Religiöse Äußerungen von Mitgliedern der Regierung Donald Trumps schaden der Republikanischen Partei, warnte ein politischer Analyst.
Verteidigungsminister Pete Hegseth leitete einen Pentagon-Gebetsgottesdienst, der einen erfundenen Bibelvers direkt aus Quentin Tarantinos Film Pulp Fiction von 1994 enthielt. Hegseth stellte das Gebet als CSAR 2517 vor, das tatsächlich Hesekiel 25:17 ist – die fiktive Passage, die von Samuel L. Jacksons Charakter Jules Winnfield rezitiert wird.

Das Gebet enthielt Hegseths Modifikationen, die Filmdialoge durch militärische Bezüge ersetzten. Der Vorfall löste weitverbreiteten Spott von Rechtsexperten und Gesetzgebern aus, wobei Kritiker Hegseths Eignung zur Führung des Militärs in Frage stellten, während er das Christentum zur Rechtfertigung von Kriegsführung instrumentalisiert.
Vizepräsident JD Vance löste ebenfalls Kontroversen aus, indem er Papst Leo XIV. während einer Turning Point-Konferenz öffentlich über Theologie belehrte. Vance erklärte, der Papst müsse „vorsichtig" sein, wenn er theologische Angelegenheiten diskutiere, und sicherstellen, dass Aussagen „in der Wahrheit verankert" seien. Papst Leo XIV. wies Vance direkt zurecht und erklärte: „JD Vance irrt sich: Jesus bittet uns nicht, unsere Liebe zu anderen zu rangieren."
Die Konfrontation verdeutlichte die Spannungen zwischen Vances christlich-nationalistischer Ideologie und päpstlichen Lehren, die universelles Mitgefühl über die Priorisierung nationaler Interessen betonen.
David Wippman und Glenn C. Altschuler schreiben in The Hill, dass diese Momente von Hegseth und Vance einen gefährlichen Präzedenzfall verdeutlichen, den Trumps Team geschaffen hat.
Sie schrieben: „Die Drohungen der Trump-Regierung, Irans Energieinfrastruktur anzugreifen und seine Zivilisation im Namen Jesu zu zerstören, haben scharfe Rügen von religiösen Führern hervorgerufen, darunter Papst Leo, der den Propheten Jesaja zitierte, der sagte, Gott ‚hört nicht' auf Führer mit ‚blutbefleckten Händen'.
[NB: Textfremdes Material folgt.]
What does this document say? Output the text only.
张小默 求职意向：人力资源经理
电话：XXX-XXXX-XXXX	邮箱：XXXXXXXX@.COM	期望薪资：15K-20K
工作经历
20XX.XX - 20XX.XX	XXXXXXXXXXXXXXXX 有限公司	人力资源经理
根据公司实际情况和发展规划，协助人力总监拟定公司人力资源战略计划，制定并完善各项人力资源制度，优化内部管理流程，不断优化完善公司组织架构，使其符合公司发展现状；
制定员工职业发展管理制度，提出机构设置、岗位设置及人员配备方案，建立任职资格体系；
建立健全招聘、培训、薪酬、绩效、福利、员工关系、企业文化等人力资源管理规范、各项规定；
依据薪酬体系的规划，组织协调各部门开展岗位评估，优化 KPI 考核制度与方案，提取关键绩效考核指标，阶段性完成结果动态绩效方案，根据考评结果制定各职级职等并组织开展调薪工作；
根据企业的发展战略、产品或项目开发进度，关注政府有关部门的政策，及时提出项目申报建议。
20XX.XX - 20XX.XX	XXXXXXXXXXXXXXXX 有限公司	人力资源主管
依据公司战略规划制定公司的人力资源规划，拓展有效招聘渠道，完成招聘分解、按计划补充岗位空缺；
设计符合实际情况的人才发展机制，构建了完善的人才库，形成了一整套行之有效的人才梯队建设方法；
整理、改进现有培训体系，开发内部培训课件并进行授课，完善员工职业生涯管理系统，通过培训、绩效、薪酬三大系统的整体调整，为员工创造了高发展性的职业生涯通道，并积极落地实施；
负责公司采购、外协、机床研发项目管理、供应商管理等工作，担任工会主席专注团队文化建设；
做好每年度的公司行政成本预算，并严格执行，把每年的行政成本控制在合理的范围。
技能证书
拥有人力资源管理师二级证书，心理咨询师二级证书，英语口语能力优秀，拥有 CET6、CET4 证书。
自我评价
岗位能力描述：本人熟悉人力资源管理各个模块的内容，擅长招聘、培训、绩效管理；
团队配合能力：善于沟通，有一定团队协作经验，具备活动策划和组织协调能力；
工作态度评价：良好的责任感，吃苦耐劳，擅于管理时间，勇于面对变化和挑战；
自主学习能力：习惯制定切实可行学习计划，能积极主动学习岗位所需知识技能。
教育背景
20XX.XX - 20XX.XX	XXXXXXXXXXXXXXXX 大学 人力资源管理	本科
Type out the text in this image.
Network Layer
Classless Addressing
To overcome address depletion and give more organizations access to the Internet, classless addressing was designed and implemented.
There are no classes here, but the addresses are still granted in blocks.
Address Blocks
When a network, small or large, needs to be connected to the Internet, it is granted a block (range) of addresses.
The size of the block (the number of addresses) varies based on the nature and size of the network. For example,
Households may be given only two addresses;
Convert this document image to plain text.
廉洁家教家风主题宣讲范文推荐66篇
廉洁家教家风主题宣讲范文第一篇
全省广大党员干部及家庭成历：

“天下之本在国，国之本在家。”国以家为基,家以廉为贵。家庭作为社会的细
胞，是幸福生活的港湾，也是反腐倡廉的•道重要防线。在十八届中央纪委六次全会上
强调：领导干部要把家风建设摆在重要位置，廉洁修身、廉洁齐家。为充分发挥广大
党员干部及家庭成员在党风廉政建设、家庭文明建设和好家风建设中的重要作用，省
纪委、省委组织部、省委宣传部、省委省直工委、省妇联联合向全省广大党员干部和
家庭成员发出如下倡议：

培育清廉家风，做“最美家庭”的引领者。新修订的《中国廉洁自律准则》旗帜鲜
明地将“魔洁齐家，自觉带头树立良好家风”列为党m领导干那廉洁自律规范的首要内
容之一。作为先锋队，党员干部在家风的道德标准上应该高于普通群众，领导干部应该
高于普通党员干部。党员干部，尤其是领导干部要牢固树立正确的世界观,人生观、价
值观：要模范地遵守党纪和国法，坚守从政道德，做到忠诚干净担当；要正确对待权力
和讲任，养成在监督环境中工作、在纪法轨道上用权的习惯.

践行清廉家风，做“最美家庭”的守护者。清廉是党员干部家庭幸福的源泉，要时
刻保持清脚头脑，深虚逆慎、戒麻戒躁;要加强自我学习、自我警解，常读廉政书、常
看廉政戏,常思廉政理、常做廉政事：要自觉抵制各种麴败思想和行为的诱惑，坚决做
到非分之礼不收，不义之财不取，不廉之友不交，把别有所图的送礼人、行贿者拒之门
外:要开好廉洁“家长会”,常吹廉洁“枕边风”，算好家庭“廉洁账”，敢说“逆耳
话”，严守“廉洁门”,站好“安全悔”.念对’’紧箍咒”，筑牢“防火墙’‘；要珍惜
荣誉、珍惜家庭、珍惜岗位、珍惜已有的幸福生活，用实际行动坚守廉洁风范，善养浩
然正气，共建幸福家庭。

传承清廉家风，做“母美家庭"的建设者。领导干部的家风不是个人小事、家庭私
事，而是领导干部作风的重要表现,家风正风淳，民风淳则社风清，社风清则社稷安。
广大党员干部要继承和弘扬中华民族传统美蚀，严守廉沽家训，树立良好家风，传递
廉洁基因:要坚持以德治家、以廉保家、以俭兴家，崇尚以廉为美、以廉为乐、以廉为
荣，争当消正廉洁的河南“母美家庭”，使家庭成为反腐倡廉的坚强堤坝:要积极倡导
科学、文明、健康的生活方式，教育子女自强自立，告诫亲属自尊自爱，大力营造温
„Trumps Obszönitäten und Befürwortungen eines christlichen Kreuzzugs richten unkalkulierbaren Schaden an. In einer Nation, in der sich nur 62 Prozent der Bürger als Christen identifizieren, untergräbt die Rechtfertigung des Präsidenten für seinen Wahlkrieg das Vertrauen, verstärkt die politische Polarisierung und trägt zu einem Umfeld bei, in dem fast die Hälfte der Amerikaner Mitglieder der anderen Partei für ‚regelrecht böse' hält."
„Während Trump die Amerikaner spaltet und behauptet, Gott habe ihn gesalbt, das Land zu führen, machen seine Rhetorik und seine Handlungen deutlich, dass Amerika und seine Führer nicht mehr das sind, was sie einmal waren – der Dreh- und Angelpunkt einer internationalen Ordnung, die auf gemeinsamen Werten, Gesetzen und Respekt für nationale Souveränität beruht."